A major operator was experiencing severe scale deposition in a deep, hot gas well in Mobile Bay, Gulf of Mexico. The deposits primarily consisted of calcium carbonate, with much smaller amounts of mixed calcium fluoride, lead and zinc sulfide scales. A squeeze application was the desired treatment, but test work had to be performed to ensure the chemical would not cause damage to the formation. Although scale deposition in the production wells are common, no such scale inhibitor application had been attempted in this region previously, primarily due to concerns for formation damage in this complex and extremely high temperature (≥204°C) Norphlet sandstone formation.

Core flooding tests were performed in the laboratory at 204°C to simulate the squeeze treatment using actual core material from the well. Once a suitable scale inhibitor product had been identified, core flood tests were performed by injecting gas and brine through the core and assessing the change in permeability.

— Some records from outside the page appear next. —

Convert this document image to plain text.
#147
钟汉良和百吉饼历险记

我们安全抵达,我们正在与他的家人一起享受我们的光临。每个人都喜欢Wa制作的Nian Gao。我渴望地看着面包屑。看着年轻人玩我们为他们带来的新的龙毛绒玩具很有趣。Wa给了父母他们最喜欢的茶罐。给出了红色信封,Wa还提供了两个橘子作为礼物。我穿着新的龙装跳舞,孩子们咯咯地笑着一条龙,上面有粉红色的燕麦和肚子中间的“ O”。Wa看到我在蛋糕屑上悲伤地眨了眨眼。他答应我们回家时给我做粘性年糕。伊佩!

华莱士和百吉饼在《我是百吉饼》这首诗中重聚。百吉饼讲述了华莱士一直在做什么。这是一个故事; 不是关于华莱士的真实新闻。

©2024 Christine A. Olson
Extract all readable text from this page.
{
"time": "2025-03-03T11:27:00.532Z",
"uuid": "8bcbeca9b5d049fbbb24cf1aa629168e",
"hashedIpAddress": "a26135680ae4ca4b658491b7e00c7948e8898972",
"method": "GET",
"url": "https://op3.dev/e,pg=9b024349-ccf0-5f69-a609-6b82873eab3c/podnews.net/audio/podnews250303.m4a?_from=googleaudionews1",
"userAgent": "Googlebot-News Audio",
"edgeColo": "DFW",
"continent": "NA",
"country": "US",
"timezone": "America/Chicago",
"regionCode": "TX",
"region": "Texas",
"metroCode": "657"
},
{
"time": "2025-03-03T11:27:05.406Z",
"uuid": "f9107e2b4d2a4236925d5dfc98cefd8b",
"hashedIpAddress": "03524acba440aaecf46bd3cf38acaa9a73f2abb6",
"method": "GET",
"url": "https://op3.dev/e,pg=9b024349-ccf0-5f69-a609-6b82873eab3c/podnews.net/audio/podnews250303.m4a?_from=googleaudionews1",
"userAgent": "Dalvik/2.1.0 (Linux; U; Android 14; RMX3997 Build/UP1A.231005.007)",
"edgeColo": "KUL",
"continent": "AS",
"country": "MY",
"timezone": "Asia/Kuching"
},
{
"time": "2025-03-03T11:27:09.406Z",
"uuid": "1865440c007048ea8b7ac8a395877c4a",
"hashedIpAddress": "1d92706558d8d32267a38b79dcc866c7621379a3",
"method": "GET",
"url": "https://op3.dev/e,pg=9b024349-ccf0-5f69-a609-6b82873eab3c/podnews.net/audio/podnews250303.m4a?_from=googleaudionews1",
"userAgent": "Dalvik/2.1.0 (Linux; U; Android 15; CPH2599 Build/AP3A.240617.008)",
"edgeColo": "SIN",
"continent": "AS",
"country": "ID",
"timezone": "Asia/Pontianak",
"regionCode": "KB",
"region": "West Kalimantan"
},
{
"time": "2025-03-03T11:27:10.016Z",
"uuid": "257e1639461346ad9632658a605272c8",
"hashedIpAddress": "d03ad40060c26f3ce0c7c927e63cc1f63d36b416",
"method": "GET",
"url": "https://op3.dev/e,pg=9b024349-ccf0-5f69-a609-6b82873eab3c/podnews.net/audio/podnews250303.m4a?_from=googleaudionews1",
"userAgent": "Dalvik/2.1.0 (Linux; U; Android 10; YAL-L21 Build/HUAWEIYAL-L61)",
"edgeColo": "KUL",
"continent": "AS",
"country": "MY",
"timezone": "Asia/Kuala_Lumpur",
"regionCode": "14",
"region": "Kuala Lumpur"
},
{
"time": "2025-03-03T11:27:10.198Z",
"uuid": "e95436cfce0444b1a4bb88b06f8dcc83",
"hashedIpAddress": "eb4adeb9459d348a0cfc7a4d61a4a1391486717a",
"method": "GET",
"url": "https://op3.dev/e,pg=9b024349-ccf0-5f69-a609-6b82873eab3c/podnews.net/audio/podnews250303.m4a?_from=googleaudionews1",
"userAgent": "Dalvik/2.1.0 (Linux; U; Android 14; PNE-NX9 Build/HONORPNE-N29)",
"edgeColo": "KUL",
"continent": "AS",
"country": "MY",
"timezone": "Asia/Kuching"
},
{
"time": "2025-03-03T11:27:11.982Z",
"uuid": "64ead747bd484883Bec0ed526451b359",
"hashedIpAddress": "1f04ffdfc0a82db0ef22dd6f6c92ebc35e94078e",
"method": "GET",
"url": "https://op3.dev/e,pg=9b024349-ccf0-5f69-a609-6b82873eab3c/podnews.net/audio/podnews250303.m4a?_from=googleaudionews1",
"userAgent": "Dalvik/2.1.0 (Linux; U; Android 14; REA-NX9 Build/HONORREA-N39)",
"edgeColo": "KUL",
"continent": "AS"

Historically scale buildup had been found in the subsurface safety valve and production tubing deep downhole. Steady productivity declines were observed after each near wellbore acid stimulation. When the untreated well had to be shut-in, it often experienced a decline in production upon restart if not a complete well loss. Since the squeeze has been performed in the field, the well has maintained the production in spite of being shut-in and reactivated numerous times due to hurricanes or other tropical storms.

This paper documents the first ever successful scale squeeze treatment in this extremely hot and complex reservoir formation. It describes the results from the detailed lab work leading up to the successful implementation of the scale inhibitor treatment in the field. The paper also discusses the results seen in the field following treatment.